Franz Reichelt sprang in diesem Kostüm vom Eiffelturm.Foto: bpk

Franz Reichelt (1879-1912). Reporter und Fotografen sind gekommen, na klar, er hat sie schließlich eigens herbestellt. In seinem selbstgeschneiderten Anzug posiert Franz Reichelt auf dem Rasen vorm Eiffelturm, dreht sich um die eigene Achse, lässt sich ausgiebig von allen Seiten filmen. Dann betritt er den Aufzug, rauf zur ersten Plattform. Von hier oben will er sich aus 57 Metern in die Tiefe stürzen. Das Stoffungetüm, so der Plan, werde durch den Luftwiderstand seinen Fall bremsen. Die Pariser Stadtverwaltung hat den Sprung genehmigt, auch wenn es später heißen wird, der zuständige Sachbearbeiter habe nur deshalb zugestimmt, weil er glaubte, Reichelt wolle statt sich selbst eine lebensgroße Puppe fallen lassen. Es ist Sonntag, der 4. Februar 1912, und Franz Reichelt, ein österreichischer Tüftler und Draufgänger, möchte sich endlich die 10 000 Franc Belohnung verdienen. Der Aéro-Club de France hat sie demjenigen versprochen, der einen Fallschirm mit höchstens 25 Kilo Gewicht baut – und dann auch ausprobiert. Dass die Selbstversuche von Flugpionieren leicht tödlich enden, ist bekannt: 16 Jahre zuvor hat sich der Berliner Otto Lilienthal am Hängegleiter in den Tod gestürzt. Reichelt verfügt zwar über wenig Physikkenntnisse, ist dafür ein erfahrener Schneider. Ein Journalist will wissen, ob Reichelt sein Fledermauskostüm ausreichend getestet habe. Hat er.

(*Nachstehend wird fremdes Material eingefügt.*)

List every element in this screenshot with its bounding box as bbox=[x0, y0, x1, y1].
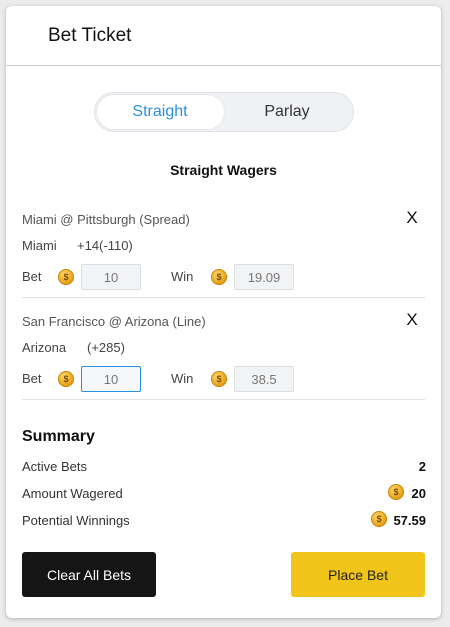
potential-winnings-value: 57.59 bbox=[393, 513, 426, 528]
active-bets-value: 2 bbox=[418, 459, 426, 474]
summary-potential-winnings: Potential Winnings $ 57.59 bbox=[22, 511, 426, 528]
wager-item: Miami @ Pittsburgh (Spread) X Miami +14(… bbox=[22, 206, 425, 298]
coin-icon: $ bbox=[58, 269, 74, 285]
selection-odds: (+285) bbox=[87, 340, 125, 355]
wager-title: San Francisco @ Arizona (Line) bbox=[22, 314, 206, 329]
win-label: Win bbox=[171, 269, 194, 284]
clear-all-bets-button[interactable]: Clear All Bets bbox=[22, 552, 156, 597]
selection-odds: +14(-110) bbox=[77, 238, 133, 253]
summary-amount-wagered: Amount Wagered $ 20 bbox=[22, 484, 426, 501]
selection-team: Arizona bbox=[22, 340, 67, 355]
bet-label: Bet bbox=[22, 371, 42, 386]
win-amount-field bbox=[234, 366, 294, 392]
toggle-parlay[interactable]: Parlay bbox=[224, 95, 351, 129]
bet-type-toggle-wrap: Straight Parlay bbox=[6, 92, 441, 132]
bet-amount-input[interactable] bbox=[81, 366, 141, 392]
bet-type-toggle: Straight Parlay bbox=[93, 92, 354, 132]
wager-item: San Francisco @ Arizona (Line) X Arizona… bbox=[22, 308, 425, 400]
win-label: Win bbox=[171, 371, 194, 386]
coin-icon: $ bbox=[388, 484, 404, 500]
coin-icon: $ bbox=[211, 371, 227, 387]
coin-icon: $ bbox=[58, 371, 74, 387]
remove-wager-button[interactable]: X bbox=[403, 310, 421, 329]
bet-ticket-panel: Bet Ticket Straight Parlay Straight Wage… bbox=[6, 6, 441, 618]
summary-active-bets: Active Bets 2 bbox=[22, 459, 426, 474]
bet-label: Bet bbox=[22, 269, 42, 284]
place-bet-button[interactable]: Place Bet bbox=[291, 552, 425, 597]
straight-wagers-heading: Straight Wagers bbox=[170, 162, 277, 178]
active-bets-label: Active Bets bbox=[22, 459, 88, 474]
potential-winnings-label: Potential Winnings bbox=[22, 513, 130, 528]
amount-wagered-value: 20 bbox=[411, 486, 426, 501]
selection-team: Miami bbox=[22, 238, 57, 253]
amount-wagered-label: Amount Wagered bbox=[22, 486, 123, 501]
win-amount-field bbox=[234, 264, 294, 290]
summary-title: Summary bbox=[22, 428, 95, 445]
ticket-title: Bet Ticket bbox=[48, 24, 132, 46]
wager-title: Miami @ Pittsburgh (Spread) bbox=[22, 212, 190, 227]
ticket-header: Bet Ticket bbox=[6, 6, 441, 66]
toggle-straight[interactable]: Straight bbox=[96, 95, 224, 129]
coin-icon: $ bbox=[211, 269, 227, 285]
coin-icon: $ bbox=[371, 511, 387, 527]
remove-wager-button[interactable]: X bbox=[403, 208, 421, 227]
bet-amount-input[interactable] bbox=[81, 264, 141, 290]
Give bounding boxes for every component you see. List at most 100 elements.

Dabei brach sich Reichelt zwar das Bein, doch der Erfinder glaubt, dies habe nur an der zu geringen Sprungdistanz gelegen. Oben auf der Plattform steht der 33-Jährige mehr als eine Minute unschlüssig auf dem Geländer,  wippt vor und zurück, setzt wiederholt zum Sprung an, hält jedes Mal inne. Dann kippt er doch nach vorn und stürzt senkrecht in die Tiefe. Der Stoff flattert nicht einmal, Franz Reichelt schlägt ungebremst auf dem Rasen auf und ist sofort tot.

Alexander Bogdanow (1873-1928). Die Idee zur Bluttransfusion gibt es seit dem Mittelalter. Frühe Versuche enden meist tödlich, was auch daran liegt, dass Spender und Empfänger höchstens durch Zufall dieselbe Blutgruppe haben – die Existenz der vier verschiedenen Klassen wird erst zu Beginn des 20. Jahrhunderts vom Wiener Pathologen Karl Landsteiner entdeckt. Alexander Bogdanow, ein renommierter russischer Arzt, Philosoph, Marxist und Science-Fiction-Autor, möchte das Transfusionsverfahren weiter verbessern. Er ist davon überzeugt, dass auch gesunde Menschen vom Blutaustausch profitieren – Bogdanow hofft auf eine stimulierende Wirkung und einen Jungbrunnen-Effekt. Um das zu beweisen, gründet er 1926 in Moskau das „Institut der Blutlehre und Bluttransfusion“. Finanziell unterstützt wird er von Stalin, dem er zuvor die Verjüngung der gesamten Sowjetspitze versprochen hat, auch ein militärischer Nutzen scheint greifbar. Alexander Bogdanow beginnt eine Reihe von Selbstversuchen. Nach elf Transfusionen zieht der 54-Jährige ein euphorisches Zwischenfazit: Seine Sehstärke habe sich durch die Aufnahme fremden Bluts verbessert, der Haarausfall nachgelassen. Ein Kollege attestiert Bogdanow, er wirke nun „sieben, nein, zehn Jahre jünger“. Für seinen zwölften Selbstversuch lässt sich Bogdanow einen Liter Blut eines Tuberkulose- und Malariakranken spritzen. Erst versagt seine Niere, später auch das Herz. Weshalb genau Bogdanow stirbt, ist bis heute umstritten. Der Tuberkulosekranke überlebt und wird geheilt.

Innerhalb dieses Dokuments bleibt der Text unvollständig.